13 Aprile 2024
Attualità Carceri Interni Napolitano Politica

Le scarpe troppo corte


di
Leonardo Incorvaia
Torino. Il discorso del Presidente Napolitano sul sovraffollamento delle carceri italiane e sulla conseguente miseranda condizione dei detenuti, con tanto di “accorata” “vibrante” richiesta al Parlamento di valutare l’opportunità di indulto ed amnistia svuota-carceri ben si inquadra nella surreale, kafkiana commedia che viene messa in scena tutti i giorni in Italia ad ogni esternazione dell’uomo politico di turno, faccia egli parte o meno della compagine governativa.

          Questa lamentazione del Presidente Napolitano mi fa venire in mente una vecchia barzelletta in cui un buon  padre di famiglia, poverissimo, afflitto dal disagio del figlio costretto a portare, nonostante la crescita, lo stesso paio di scarpe sempre più corto, invece di comprarne un altro paio di adeguata misura, decide di tagliare allo sfortunato giovane le dita dei piedi!
         
          Ci ricorda il Presidente, con voce grondante indignazione, che è l’Europa a rimproverarci le difficili condizioni di vita nelle nostre carceri (mi si permetta di aprire una parentesi: sembra quasi che siamo una Nazione di discoli scavezzacolli, a giudicare dai rimproveri che ci indirizza l’Europa: fosse così prodiga di aiuti invece che di rabbuffi forse la nostra situazione sarebbe migliore!) ma dimentica di dire che l’Europa stessa non ha mai parlato di sconti di pena per i detenuti.
         
          Al riguardo mi sentirei di consigliare al Presidente, con tutto il rispetto dovuto sia chiaro, di riservare un po’ della sua nobile indignazione per le  vittime di quegli ospiti delle patrie galere di cui tanto si preoccupa, per i loro familiari, spesso offesi dalla mitezza della pene comminate ai colpevoli e per coloro che porteranno sul loro corpo o nella loro anima, per tutta la vita, i segni lasciati da quei destinatari della pietà presidenziale molti dei quali, ben lungi dal meritare comode camere d’albergo che hanno l’unico inconveniente di avere le sbarre alle finestre, meriterebbero buie segrete… di cui magari buttare via la chiave.
         
          Tralasciando l’ovvia considerazione che la statistica ci avverte con estrema chiarezza che i beneficiari di sconti di pena, indulti ecc. ecc. sono inevitabilmente destinati per la gran parte a tornare in galera (ma abbiamo già constatato come l’ovvietà in negativo non abbia mai dissuaso e continui a non dissuadere i nostri politici/governanti/amministratori dal commettere marchiani errori) e che di delinquenti a piede libero ce ne sono già sin troppi, tornando al paragone delle scarpe, non sarebbe assai meglio, Signor Presidente, ristrutturare edifici già di proprietà dello Stato, come ad esempio caserme dismesse, e farne carceri?

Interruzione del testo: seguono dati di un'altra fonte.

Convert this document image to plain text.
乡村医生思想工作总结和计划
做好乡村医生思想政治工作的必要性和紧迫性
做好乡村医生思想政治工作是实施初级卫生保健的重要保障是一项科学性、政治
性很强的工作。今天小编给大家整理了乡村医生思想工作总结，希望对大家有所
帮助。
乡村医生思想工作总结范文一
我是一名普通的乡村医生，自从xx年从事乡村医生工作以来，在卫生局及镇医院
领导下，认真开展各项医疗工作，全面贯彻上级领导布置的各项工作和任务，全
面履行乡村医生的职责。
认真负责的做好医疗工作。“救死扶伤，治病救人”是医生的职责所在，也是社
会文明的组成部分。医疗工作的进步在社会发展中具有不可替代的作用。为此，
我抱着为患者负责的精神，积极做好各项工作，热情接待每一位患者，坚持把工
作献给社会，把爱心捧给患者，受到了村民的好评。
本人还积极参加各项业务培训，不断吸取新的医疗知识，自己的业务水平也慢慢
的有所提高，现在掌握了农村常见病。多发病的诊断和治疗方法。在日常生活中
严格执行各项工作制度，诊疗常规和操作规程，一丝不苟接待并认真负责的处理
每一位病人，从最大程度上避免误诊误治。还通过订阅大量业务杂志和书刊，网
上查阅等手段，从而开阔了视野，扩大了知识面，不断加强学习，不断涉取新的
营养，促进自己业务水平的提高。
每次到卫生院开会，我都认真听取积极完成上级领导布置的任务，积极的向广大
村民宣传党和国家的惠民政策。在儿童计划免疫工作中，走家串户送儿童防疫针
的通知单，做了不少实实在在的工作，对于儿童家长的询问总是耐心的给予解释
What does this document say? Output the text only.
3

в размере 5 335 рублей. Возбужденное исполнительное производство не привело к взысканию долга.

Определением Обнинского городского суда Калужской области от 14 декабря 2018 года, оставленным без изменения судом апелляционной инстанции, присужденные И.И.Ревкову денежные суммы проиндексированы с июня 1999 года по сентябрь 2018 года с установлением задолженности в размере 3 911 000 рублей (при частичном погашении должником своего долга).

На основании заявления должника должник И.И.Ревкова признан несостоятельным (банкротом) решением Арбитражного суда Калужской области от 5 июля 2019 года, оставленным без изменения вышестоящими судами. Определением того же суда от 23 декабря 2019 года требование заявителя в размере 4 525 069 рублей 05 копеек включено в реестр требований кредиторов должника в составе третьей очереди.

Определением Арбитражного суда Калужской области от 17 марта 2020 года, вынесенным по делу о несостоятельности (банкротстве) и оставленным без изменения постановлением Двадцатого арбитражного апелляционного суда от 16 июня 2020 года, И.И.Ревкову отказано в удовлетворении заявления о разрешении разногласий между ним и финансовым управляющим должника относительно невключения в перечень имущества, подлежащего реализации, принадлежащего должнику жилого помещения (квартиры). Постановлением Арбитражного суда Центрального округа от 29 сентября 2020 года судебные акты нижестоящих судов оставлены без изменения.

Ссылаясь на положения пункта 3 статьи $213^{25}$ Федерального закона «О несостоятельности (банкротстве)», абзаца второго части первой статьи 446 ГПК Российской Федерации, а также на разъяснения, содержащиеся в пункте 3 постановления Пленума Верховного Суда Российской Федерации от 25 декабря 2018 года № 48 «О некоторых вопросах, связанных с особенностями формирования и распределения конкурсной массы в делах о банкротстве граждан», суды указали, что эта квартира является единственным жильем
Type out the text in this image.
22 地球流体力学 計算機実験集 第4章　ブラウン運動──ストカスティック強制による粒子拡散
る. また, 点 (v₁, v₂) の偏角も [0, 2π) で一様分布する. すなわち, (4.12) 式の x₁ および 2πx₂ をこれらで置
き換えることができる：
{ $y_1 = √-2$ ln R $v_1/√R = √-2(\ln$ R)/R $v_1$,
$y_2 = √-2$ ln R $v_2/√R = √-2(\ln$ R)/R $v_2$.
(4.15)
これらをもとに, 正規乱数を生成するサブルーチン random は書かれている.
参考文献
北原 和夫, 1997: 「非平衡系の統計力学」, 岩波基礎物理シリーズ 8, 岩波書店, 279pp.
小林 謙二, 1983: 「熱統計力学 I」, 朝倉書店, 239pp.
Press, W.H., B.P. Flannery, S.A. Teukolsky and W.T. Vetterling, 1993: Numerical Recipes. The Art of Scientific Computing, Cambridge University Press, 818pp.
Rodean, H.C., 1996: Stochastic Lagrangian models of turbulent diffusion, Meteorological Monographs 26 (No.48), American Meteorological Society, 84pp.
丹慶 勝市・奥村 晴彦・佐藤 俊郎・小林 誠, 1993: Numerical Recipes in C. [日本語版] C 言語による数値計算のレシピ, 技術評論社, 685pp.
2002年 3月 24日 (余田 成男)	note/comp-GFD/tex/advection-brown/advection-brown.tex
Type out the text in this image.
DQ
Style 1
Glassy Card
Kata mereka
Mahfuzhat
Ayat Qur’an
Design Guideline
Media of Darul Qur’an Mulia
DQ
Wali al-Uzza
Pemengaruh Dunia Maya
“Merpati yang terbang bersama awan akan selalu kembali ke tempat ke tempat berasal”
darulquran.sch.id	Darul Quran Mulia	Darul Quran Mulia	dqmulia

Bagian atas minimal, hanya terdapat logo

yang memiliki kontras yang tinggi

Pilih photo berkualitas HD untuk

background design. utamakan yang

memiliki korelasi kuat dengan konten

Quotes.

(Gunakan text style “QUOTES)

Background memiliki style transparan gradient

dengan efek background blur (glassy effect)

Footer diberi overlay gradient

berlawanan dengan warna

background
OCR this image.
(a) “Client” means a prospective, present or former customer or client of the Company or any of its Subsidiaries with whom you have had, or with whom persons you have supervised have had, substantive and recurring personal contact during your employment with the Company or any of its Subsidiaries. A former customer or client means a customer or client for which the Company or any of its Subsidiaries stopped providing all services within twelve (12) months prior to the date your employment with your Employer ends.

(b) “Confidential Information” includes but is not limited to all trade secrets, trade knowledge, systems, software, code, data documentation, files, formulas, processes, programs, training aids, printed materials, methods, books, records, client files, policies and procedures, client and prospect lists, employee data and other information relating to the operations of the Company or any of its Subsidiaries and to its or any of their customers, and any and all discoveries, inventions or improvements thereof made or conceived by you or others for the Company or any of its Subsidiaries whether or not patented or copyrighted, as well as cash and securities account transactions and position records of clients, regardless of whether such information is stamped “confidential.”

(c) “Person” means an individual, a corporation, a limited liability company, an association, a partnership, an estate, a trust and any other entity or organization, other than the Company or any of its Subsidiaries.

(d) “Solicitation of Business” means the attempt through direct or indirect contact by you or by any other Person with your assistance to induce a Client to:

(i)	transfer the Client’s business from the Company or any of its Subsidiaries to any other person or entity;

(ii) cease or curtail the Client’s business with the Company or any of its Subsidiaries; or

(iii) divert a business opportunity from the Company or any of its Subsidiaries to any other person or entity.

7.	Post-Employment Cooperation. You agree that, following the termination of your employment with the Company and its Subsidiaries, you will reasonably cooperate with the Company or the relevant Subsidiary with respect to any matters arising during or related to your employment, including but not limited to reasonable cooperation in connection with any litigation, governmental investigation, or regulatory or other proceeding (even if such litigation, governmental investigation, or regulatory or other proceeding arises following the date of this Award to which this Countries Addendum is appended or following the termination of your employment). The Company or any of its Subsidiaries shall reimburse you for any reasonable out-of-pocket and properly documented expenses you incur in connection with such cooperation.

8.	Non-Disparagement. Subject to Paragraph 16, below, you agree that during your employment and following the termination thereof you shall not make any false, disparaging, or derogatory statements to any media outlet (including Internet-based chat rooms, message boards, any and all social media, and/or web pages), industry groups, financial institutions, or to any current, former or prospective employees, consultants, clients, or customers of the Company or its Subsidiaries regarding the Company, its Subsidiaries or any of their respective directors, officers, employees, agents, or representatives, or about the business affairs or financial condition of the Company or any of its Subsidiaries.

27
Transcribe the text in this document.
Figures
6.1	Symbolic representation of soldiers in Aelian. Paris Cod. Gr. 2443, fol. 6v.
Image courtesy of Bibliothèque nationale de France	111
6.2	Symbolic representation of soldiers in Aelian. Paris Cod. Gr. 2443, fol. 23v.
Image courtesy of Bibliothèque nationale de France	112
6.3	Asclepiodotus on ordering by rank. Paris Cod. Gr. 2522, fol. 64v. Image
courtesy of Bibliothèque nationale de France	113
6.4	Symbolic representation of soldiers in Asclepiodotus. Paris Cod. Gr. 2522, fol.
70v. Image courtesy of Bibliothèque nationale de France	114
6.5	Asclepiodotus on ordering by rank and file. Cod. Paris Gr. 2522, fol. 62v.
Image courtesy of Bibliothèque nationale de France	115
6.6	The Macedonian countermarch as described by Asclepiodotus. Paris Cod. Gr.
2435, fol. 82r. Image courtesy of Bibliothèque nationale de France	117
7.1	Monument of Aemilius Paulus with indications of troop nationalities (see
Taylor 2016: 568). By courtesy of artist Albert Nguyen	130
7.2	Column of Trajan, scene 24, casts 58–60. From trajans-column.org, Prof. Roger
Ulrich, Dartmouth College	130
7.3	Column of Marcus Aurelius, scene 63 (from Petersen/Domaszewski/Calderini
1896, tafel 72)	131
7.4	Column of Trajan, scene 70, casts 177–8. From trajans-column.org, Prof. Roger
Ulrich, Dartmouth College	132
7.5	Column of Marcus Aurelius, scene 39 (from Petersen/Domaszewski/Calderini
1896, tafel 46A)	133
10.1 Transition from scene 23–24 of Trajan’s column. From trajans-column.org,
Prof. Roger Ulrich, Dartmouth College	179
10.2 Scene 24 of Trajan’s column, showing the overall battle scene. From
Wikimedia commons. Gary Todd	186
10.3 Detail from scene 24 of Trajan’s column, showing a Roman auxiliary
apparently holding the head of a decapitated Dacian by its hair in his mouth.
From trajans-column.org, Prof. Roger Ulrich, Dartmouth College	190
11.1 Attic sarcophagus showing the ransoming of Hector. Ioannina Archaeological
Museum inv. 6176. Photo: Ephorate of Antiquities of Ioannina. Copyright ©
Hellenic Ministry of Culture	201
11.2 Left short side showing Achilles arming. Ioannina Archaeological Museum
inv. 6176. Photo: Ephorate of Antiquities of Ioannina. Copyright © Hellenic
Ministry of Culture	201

O impegnarsi maggiormente nella stipula di quei trattati internazionali che permetterebbero di rimpatriare i galeotti stranieri che sconterebbero così la pena nei rispettivi Paesi? (Alla faccia del buonismo di maniera e dell’ accoglienza “a prescindere” sappiamo tutti benissimo in che elevata percentuale i detenuti stranieri affollino le nostre carceri).
         
          Ma non basta: uno dei principali motivi di doglianza dei nostri politici che salta fuori ogni volta si affronta il delicato e spinoso nodo della Giustizia italiana è l’incertezza della pena e in questo, onestamente, non si può dar loro torto; come accennato prima, larghe sono le maglie della nostra Giustizia e troppo spesso i media riportano tragici fatti di cronaca aventi per protagonisti criminali incall
iti inquisiti, condannati, diffidati e chi più ne ha più ne metta, che inopinatamente a piede libero hanno commesso l’ennesimo reato, magari anche molto grave.
         
          Orbene, se già all’inusitata mitezza delle pene si aggiunge anche la comoda scappatoia di un’ulteriore indulto ed amnistia, che deterrente può mai rappresentare per un malvivente una eventuale condanna, anche se in via definitiva?
         
          In conclusione, Signor  Presidente, nel rivolgerVi a chi, al riguardo, Vi muoveva delle critiche, tra le altre cose avete risposto che non ci si rende conto delle condizioni di vita nelle carceri: in questo avete ragione e, a dirla tutta, forse non ce ne importa più di tanto, a noi, la buona gente che sgobba onestamente per stipendi sempre più scarsi e che mai ha avuto e quasi sicuramente mai avrà a che fare con celle e secondini; noi, dal basso della nostra condizione di cittadini qualunque, senza scorta, senza auto blindata, senza appannaggi principeschi ci rendiamo conto molto più facilmente di quanto male possano fare a noi e ai nostri cari i destinatari della Vostra forse mal riposta clemenza.